Recently, my wife and I checked into a Florida condo at Christmas for a long planned get away — someplace warm, with an ocean view, to relax and plan for the coming new year.


Once we checked into our room, I noticed the toilet bowel was not refilling. Since I am unfortunately an experienced replacement toilet part installer, I fiddled with the water-level equipment in the tank. While adjusting the fill cartridge height in the bowl, my wife leaned her head into the room and informed me the plumbing in the condo was not working. She demonstrated by turning the kitchen faucet arm on and no water coming out.

I quickly realized my adjustment inside the toilet tank was fruitless – the problem was no water in the condominium unit, or even worse, in the entire 19 story building.

Next step was hunting for the water source. The small furnace closet in the condo hallway had multiple exposed copper pipes. After studying the plumbing architecture, one valve was perpendicular to the pipe – it had to be the water main for the unit. After turning the valve lever parallel with the copper pipe, water rushed to fill the empty voids in the pipes, the toilet tank and the hot water heater tank. This is where knowledge can be scary.

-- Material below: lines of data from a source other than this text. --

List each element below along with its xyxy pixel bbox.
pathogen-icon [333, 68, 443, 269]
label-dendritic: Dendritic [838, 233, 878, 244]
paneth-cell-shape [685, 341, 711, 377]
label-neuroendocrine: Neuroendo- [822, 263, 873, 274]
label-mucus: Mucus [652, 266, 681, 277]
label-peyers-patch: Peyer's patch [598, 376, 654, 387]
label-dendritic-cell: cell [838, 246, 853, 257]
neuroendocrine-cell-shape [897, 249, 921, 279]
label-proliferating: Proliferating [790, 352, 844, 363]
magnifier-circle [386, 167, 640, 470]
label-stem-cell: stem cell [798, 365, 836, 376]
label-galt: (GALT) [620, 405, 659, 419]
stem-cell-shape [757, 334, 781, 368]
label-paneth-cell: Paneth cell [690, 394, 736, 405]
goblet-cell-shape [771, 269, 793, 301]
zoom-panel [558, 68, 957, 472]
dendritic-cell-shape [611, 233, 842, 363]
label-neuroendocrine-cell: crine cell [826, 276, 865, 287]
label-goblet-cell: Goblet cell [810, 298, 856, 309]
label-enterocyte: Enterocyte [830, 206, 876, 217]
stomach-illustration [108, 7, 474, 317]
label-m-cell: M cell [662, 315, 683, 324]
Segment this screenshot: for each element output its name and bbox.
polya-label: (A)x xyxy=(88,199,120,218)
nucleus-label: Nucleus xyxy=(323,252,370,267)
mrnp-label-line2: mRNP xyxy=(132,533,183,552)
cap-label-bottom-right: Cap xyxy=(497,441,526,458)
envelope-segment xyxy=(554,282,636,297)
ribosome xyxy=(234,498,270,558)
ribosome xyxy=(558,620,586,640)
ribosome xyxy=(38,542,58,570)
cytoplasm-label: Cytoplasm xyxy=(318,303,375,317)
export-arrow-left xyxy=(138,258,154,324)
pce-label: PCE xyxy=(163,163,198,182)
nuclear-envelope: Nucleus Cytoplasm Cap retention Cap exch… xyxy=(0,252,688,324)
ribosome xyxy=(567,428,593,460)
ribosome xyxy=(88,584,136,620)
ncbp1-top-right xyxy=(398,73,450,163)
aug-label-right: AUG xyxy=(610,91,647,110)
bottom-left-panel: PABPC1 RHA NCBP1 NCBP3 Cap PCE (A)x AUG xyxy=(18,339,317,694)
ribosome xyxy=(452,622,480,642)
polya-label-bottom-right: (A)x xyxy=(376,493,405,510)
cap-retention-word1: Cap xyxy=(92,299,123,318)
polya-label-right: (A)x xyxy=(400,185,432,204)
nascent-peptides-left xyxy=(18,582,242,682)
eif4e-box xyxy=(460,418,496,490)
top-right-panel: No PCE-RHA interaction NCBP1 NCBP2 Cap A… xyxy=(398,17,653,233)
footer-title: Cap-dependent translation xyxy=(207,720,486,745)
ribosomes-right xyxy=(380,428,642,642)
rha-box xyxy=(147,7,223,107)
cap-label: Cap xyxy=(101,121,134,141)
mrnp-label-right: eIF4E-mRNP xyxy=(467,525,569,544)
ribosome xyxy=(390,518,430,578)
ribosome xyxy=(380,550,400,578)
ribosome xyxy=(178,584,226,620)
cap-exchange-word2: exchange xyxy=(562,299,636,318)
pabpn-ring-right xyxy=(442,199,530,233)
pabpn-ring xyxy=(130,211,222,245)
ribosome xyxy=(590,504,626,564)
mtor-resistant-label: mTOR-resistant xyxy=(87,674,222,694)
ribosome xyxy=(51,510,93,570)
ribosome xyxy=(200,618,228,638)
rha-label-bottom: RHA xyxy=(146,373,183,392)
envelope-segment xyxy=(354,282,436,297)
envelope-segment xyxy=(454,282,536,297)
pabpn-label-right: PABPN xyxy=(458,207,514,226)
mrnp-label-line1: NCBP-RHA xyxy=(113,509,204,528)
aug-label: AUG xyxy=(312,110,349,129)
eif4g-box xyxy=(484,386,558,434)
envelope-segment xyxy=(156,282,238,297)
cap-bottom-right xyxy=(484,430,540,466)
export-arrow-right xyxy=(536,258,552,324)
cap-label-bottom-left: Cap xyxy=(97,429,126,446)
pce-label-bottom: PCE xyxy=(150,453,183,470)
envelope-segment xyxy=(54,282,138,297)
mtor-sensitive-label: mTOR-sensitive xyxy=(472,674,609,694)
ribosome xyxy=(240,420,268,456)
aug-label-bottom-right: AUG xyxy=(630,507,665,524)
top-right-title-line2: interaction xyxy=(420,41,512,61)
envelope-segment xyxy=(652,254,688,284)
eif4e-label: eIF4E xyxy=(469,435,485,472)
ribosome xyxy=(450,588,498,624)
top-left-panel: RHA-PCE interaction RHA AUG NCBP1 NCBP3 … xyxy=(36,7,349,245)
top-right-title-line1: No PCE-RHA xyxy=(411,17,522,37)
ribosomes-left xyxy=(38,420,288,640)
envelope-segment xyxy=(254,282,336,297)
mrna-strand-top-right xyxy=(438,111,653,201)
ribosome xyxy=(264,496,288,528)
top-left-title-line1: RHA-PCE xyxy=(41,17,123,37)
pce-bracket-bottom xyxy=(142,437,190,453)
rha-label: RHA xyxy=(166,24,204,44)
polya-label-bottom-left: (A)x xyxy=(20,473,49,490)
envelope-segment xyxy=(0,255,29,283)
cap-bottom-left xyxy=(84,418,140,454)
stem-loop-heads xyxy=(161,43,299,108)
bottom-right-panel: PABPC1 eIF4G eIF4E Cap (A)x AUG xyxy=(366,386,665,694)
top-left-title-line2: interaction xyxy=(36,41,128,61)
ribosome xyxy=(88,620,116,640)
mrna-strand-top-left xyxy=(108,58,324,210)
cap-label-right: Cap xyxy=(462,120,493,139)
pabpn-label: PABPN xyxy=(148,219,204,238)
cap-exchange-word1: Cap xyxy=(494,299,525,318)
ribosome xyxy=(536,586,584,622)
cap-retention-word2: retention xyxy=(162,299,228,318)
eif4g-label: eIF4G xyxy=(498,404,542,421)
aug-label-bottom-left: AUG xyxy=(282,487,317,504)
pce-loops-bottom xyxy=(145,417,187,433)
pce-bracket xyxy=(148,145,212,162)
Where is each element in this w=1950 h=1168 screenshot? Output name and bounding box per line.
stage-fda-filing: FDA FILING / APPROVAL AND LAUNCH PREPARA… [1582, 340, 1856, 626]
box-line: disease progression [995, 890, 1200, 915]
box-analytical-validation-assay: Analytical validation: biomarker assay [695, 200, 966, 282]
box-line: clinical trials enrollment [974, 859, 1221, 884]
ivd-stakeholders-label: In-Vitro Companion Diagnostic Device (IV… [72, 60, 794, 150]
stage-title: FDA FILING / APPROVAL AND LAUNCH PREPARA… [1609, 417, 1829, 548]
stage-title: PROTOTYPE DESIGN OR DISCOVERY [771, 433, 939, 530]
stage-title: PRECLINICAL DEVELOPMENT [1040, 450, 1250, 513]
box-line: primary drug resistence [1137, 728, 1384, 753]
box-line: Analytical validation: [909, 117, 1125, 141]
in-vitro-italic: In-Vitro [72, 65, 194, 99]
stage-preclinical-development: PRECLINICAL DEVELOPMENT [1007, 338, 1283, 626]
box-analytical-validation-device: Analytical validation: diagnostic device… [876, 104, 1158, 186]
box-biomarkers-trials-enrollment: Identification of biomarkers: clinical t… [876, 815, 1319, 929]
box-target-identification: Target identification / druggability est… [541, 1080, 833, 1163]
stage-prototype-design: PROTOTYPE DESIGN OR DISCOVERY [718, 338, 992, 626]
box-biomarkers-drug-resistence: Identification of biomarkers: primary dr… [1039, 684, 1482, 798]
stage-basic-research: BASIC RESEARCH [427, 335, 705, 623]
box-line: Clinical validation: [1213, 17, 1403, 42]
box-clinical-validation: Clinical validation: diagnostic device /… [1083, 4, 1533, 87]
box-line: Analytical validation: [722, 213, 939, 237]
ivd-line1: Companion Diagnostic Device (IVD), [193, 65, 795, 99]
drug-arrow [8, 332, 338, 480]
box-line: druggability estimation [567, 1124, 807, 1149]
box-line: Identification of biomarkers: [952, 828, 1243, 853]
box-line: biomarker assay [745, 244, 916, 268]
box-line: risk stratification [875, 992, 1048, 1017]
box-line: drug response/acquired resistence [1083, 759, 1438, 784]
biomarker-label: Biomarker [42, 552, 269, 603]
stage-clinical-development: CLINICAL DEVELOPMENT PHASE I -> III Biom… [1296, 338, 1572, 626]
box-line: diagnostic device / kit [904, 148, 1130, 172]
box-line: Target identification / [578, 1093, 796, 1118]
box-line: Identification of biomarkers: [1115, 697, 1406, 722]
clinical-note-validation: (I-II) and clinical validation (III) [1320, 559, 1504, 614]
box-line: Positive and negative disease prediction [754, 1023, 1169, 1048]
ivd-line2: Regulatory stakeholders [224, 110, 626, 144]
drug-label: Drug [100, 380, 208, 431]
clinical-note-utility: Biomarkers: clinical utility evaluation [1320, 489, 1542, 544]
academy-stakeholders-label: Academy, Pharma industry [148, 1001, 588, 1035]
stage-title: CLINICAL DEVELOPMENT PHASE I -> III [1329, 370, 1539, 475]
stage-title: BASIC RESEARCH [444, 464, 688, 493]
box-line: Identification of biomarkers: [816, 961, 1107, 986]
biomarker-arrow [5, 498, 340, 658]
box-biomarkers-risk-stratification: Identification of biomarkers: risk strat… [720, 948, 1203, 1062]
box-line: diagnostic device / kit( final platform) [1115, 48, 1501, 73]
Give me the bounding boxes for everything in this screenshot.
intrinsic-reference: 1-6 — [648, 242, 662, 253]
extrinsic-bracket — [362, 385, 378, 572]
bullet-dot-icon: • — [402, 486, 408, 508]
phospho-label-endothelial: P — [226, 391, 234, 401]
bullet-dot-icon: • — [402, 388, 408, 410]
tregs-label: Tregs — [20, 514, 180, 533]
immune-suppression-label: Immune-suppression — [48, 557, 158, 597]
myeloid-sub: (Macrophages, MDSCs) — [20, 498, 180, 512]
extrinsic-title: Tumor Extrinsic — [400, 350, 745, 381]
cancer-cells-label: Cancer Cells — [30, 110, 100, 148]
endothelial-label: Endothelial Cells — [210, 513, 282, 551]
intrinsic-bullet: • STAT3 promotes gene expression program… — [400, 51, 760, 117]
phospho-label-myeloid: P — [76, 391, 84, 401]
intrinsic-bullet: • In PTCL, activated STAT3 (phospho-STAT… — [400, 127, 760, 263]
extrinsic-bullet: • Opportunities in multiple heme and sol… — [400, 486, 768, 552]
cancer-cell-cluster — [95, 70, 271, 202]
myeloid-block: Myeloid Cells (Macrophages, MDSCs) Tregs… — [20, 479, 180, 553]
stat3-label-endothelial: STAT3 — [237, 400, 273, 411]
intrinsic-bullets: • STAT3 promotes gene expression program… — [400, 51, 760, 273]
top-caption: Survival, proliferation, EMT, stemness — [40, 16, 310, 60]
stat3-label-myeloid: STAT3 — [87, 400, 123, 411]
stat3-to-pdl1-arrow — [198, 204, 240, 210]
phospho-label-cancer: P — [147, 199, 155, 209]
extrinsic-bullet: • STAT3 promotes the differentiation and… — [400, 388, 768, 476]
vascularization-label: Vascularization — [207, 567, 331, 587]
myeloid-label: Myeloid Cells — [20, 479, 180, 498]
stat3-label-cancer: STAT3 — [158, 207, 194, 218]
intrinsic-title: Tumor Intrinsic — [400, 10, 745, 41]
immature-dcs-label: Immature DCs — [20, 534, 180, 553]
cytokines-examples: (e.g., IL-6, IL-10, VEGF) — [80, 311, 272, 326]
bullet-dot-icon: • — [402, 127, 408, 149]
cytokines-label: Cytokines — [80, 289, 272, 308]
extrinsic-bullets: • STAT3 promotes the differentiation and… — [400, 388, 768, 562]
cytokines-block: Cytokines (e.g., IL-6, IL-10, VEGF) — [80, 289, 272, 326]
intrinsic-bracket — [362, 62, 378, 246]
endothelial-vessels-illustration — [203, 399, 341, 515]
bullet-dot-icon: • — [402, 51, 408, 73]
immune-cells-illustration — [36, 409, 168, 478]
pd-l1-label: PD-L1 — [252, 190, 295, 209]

I informed my wife that we need to allow the faucets to operate for at least five minutes while turned to a warm setting. I was not worried about wasting water; I was more concerned with what could happen if the system was not properly flushed. We ran the two showers for an equal amount of time to flush the dormant shower heads.

I work as a consultant focused on Legionella, which can create fear most wouldn’t understand. Sometimes too much knowledge can be scary.

Too little knowledge can be just as scary. A hospital thinking that having cooling towers sampled twice a year equated to an adequate water management plan or a nursing home setting hot water tanks to 118°F for fear of scalding is just as dangerous.

Legionella exposure stories seem to be a daily event. Just days before our trip an upscale hometown hotel closed for specialized water system cleaning due to two reported cases. Imagine the cost to the hotel, closing just as visitors were arriving for the Christmas holiday.

According to the Centers for Disease Control and Prevention (CDC), “after Legionella grows and multiplies in a building water system, water containing Legionella then has to spread in droplets small enough for people to breathe in. People can get Legionnaires’ disease or Pontiac fever when they breathe in small droplets of water in the air that contain the bacteria.” While not everyone gets sick when exposed to Legionella people at increased risk of getting sick are older adults, smokers, diabetics, COPD sufferers, and those with low immune tolerance conditions such as cancer treatment patients.